Anfahrt und Zustieg: Mit dem Auto via Selamatt zur Alp Torloch Pkt. 1783m hochfahren (10.- Fahrgebühr, bei der Schreinerei Näf in Schwendi zu bezahlen). Nun weglos das Frümseltal hinauf (am besten auf der ortographisch rechten Talseite) bis in die Einsattelung zwischen Brisi und Frümsel (Obersäss-Nideri Pkt. 2034m). Nun die Grasflanke hinauf bis zum Einstieg der Frümselkante, Dauer Zustieg ca. 45 Minuten ab Torloch. Der Einstieg der Frümselkante befindet sich auf ca. 2100m, ist mit einem Muniring versehen und angeschrieben (leicht verblasst). Um 10.20 Uhr sind wir in die Route eingestiegen.

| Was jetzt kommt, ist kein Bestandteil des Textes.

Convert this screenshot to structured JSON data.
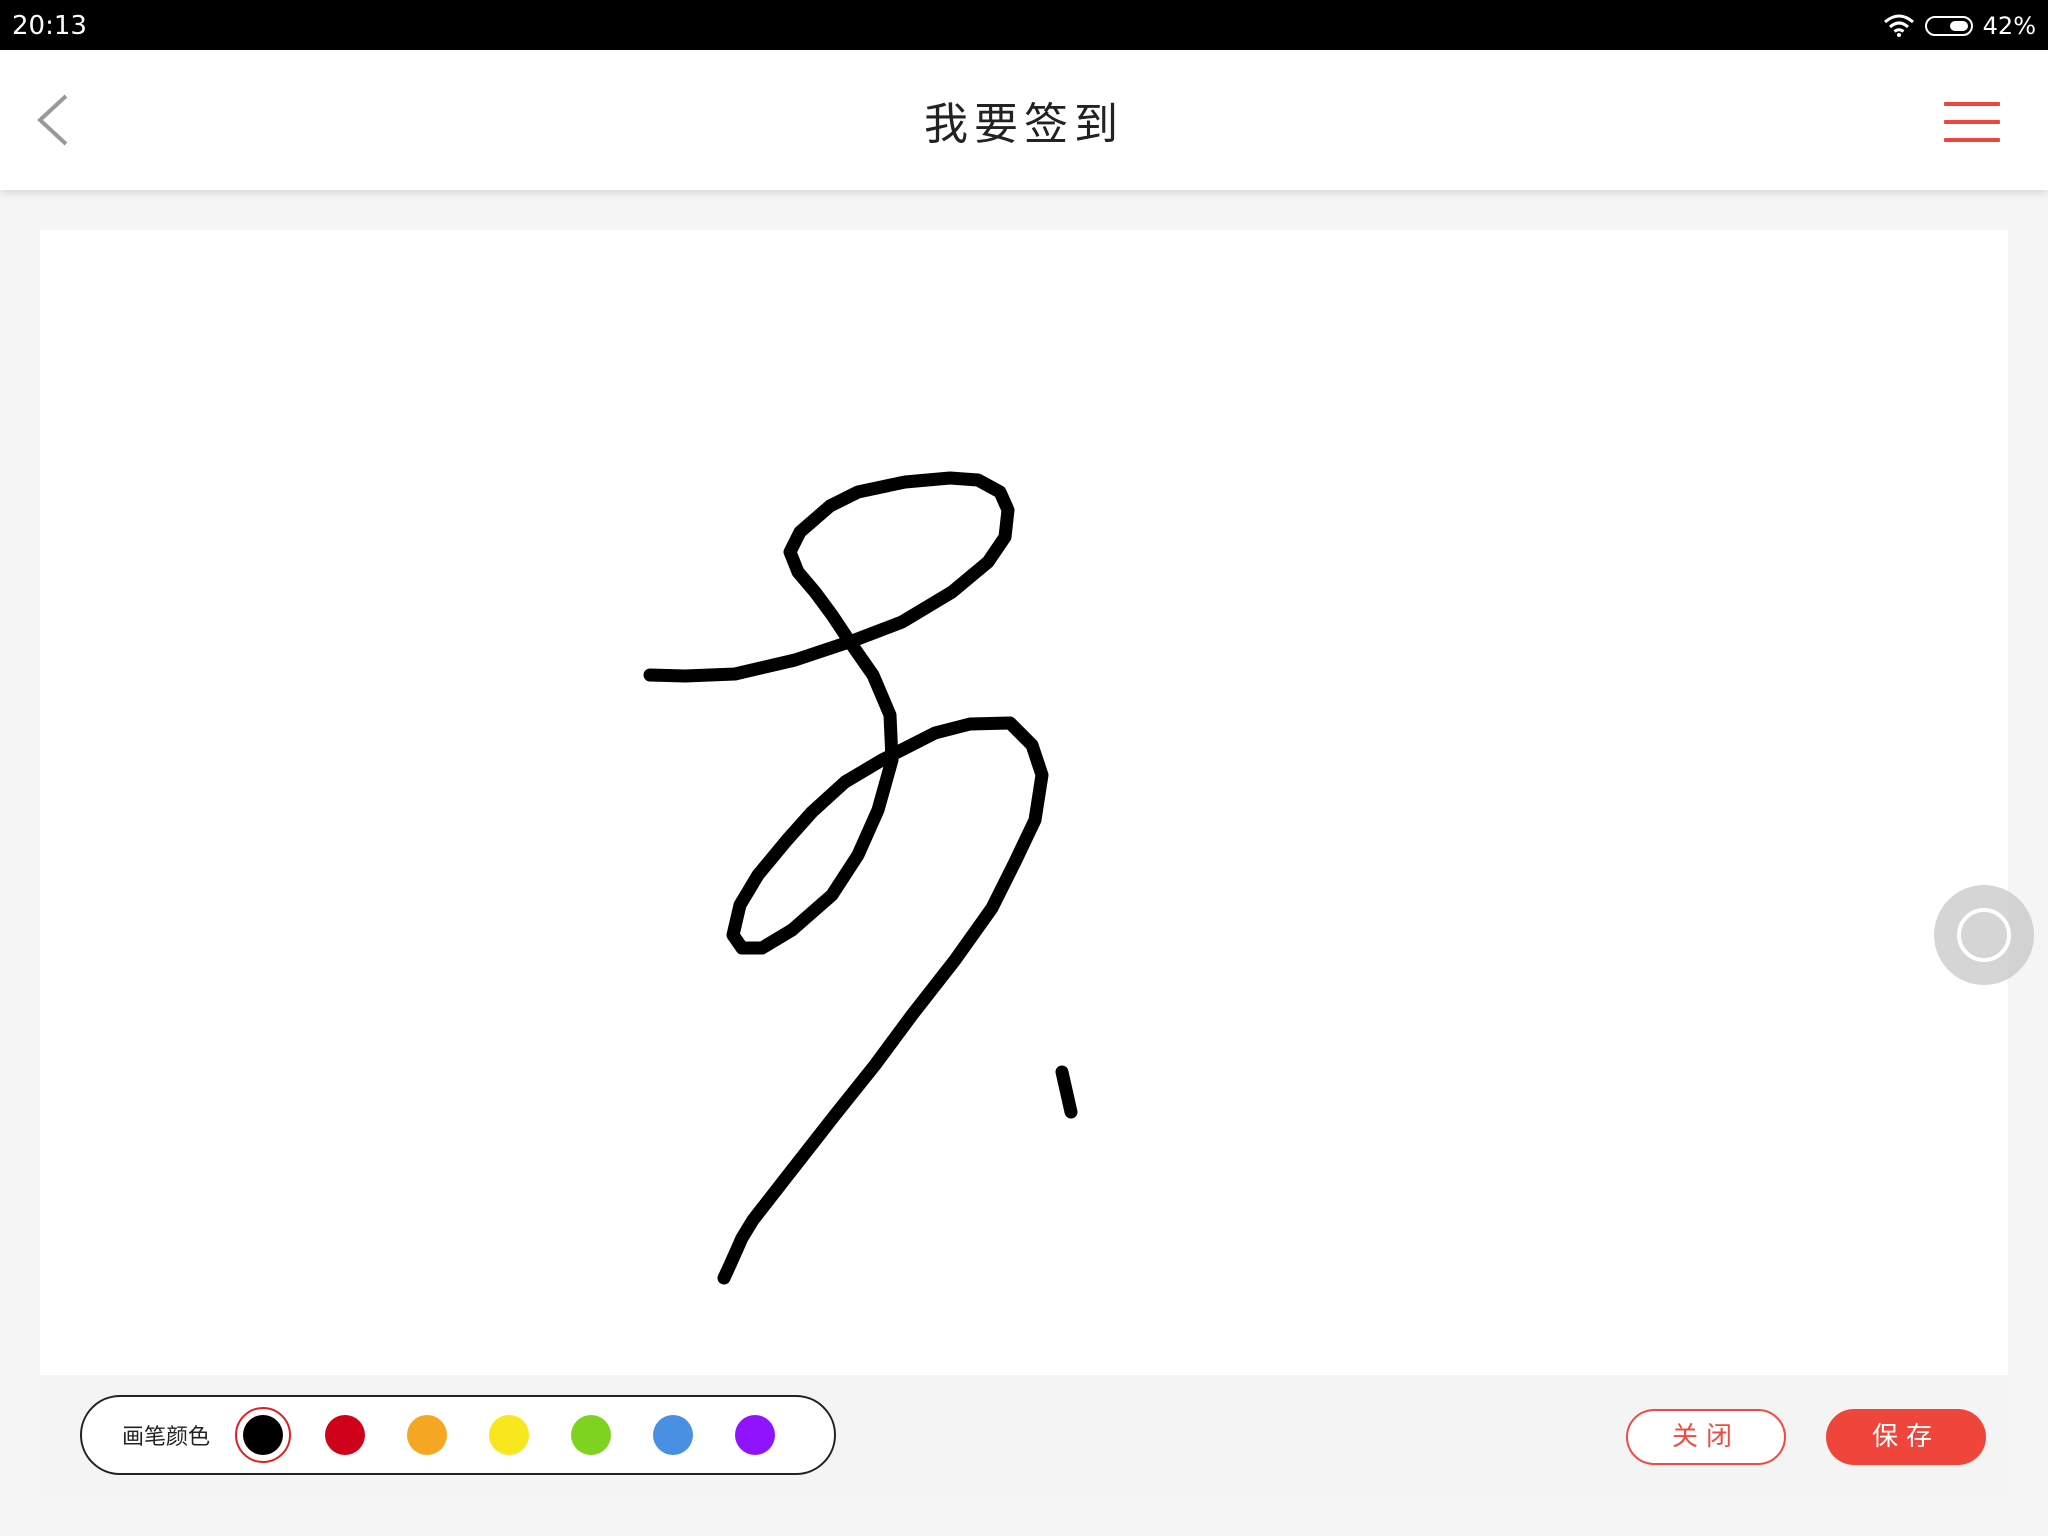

1. Sl. 6a: Steile, griffige Verschneidungskletterei an nicht immer zu 100% solide wirkendem Fels.
>> Vor- und umsichtiges Klettern ist gefragt!
2. Sl. 6b: Technische Verschneidungs- und Plattenkletterei an bestem, rauhem und kompaktem Churfirstenfels. Einfach beginnend, gegen oben dann immer schwerer werdend. Die erste Crux sollte etwas links herum angegangen werden, mittels Seitgriff weit links und schlecht sichtbarer Leiste ziemlich weit oben (direkt ist's noch deutlich schwieriger). Anschliessend auf schlechten Tritten hart nach rechts traversieren in die abdrängende Verschneidung, rechts nun einige klein(st)e Griffe auf Schulter halten und den linken Fuss hochbringen, so erreicht man schon bald die rettenden Henkel. Zuletzt hart nach rechts zum Stand.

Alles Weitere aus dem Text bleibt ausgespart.